Über 19 Jahre lang leitete Mag. Katharina Strohmayer das BiG-Schulzentrum – Bundesinstitut für Gehörlosenbildung in Wien. Mit August 2020 wurde sie in den Ruhestand versetzt. gehört.gelesen bat die erfahrene Pädagogin zum Interview.
GG: Frau Magister Strohmayer, wie sind Sie zur Hörgeschädigtenpädagogik gekommen?
KS: Ich wusste bereits mit 17 Jahren, dass ich am Sonderschulbereich arbeiten möchte. Ich schaute mir damals Kinderheime und Sonderschulen an, absolvierte dort auch Praktika und merkte dabei, dass ich zu hörbeeinträchtigten Kindern guten Zugang finde. Daher absolvierte ich in Köln das Studium zur Hörgeschädigtenlehrerin: In Deutschland hat man damals parallel zur normalen Lehramtsausbildung für zwei spezielle Fachrichtungen der Sonderschule studiert.
Ich arbeitete dann in Deutschland, als mich 1983 die Liebe nach Wien führte. In Wien arbeitete ich an der Schwerhörigenschule – erst als Integrationslehrerin und dann in der Klasse – bis ich vor ungefähr 23 Jahren die Schule in der Josefstädter Lange Gasse übernahm, die ich als Schwerpunktschule für Cochlea-implantierte Kinder ausbauen konnte.
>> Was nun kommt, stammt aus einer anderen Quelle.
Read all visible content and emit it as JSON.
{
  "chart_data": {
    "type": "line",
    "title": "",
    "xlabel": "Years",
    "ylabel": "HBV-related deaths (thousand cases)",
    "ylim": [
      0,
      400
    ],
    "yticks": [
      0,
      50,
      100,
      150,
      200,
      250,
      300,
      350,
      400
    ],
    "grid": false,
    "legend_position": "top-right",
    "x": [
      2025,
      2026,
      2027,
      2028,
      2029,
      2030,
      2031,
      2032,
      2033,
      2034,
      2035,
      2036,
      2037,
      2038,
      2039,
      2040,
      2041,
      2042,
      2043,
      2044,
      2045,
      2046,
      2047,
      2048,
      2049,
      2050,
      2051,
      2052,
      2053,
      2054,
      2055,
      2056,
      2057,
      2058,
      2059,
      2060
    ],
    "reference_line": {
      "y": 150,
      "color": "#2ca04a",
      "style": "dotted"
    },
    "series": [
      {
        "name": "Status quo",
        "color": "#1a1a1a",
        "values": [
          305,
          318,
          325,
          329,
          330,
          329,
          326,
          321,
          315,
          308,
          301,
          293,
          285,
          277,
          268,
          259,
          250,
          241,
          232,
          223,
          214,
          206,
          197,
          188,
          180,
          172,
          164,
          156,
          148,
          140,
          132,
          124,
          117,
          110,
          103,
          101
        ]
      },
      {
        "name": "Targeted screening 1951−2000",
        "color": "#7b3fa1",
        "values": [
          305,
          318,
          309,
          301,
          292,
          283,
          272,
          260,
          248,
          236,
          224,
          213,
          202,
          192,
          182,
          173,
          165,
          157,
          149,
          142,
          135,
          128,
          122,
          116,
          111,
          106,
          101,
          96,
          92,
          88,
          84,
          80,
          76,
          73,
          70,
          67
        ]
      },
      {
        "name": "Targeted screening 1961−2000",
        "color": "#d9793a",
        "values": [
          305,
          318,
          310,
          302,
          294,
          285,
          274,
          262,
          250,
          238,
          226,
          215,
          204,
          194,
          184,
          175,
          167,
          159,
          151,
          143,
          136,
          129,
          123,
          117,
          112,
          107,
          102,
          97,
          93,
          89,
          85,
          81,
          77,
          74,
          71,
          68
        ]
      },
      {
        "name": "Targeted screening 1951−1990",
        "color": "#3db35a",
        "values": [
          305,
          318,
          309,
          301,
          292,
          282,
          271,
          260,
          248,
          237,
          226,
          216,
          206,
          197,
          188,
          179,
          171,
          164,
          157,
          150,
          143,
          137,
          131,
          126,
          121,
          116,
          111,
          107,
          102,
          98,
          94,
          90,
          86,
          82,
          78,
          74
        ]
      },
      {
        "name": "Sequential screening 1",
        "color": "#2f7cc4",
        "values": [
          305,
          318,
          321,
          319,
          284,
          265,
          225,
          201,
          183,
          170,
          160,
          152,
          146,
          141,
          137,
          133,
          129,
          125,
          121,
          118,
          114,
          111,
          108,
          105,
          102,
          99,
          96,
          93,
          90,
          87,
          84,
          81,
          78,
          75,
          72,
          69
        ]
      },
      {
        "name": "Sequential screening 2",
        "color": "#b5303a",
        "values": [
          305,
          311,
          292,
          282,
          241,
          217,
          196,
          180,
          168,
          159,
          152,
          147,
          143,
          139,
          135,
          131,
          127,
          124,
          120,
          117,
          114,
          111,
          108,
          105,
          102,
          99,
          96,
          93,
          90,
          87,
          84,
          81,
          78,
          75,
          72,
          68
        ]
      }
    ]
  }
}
GG: Die Vor- und Volksschule Lange Gasse hat seither einen Integrationsschwerpunkt für hörbeeinträchtigte Kinder beibehalten. Wieso haben Sie als Sonderschullehrerin damals die Leitung einer reinen Regelschule übernommen?
KS: Weil eine Elterninitiative damals beim Stadtschulrat erreicht hatte, dass ich diesen Schulschwerpunkt etablieren durfte. Ich war gerade drei Jahre Direktorin an der Lange Gasse und sehr gerne dort, als der Stadtschulart während des laufenden Schuljahrs eine neue Leitung für das BiG suchte und mich dorthin berief. Das war vor etwas mehr als 19 Jahren.
Am BiG hatte ich plötzlich Kinder von null bis 18 Jahren zu betreuen. Das eröffnete mir neue pädagogische Möglichkeiten, weil ich damit viele neue Impulse setzen, sehr flexibel arbeiten und auf die Kinder eingehen konnte. Das BiG bietet vom Aufbau her großartige Voraussetzungen!
GG: Über das umfangreiche Ausbildungs- und Betreuungsangebot am BiG haben wir 2014 schon gesprochen.1 Doch welche speziellen Akzente haben Sie persönlich am BiG gesetzt?
KS: Das war einerseits die Methodenvielfalt: Wir haben heute wirklich für alle Kinder von hochintelligenten Kindern bis zu Kindern mit erhöhtem Förderbedarf adäquate Angebote.
Dann haben wir eine Vielfalt in der Methodik und Didaktik entwickelt, sodass wir alles anbieten: vom bilingualen Unterricht: Gebärdensprache und Laut– oder Schriftsprache bis hin zu hörgerichtetem Unterricht für Kinder, die mit Hörgerät oder Cochlea–Implantat lautsprachlichen Unterricht gut folgen können.
Der dritte Aspekt war ein starker Ausbau der Inklusion. Im letzten Jahr hatten wir 34 Klassen, davon 21 Inklusions- und 13 Kleinklassen: Manche Kinder gehen in der großen Gruppe unter, deswegen ist diese Parallelität verschiedener Angebote so wichtig. Das Angebot sollte unbedingt weiter bestehen!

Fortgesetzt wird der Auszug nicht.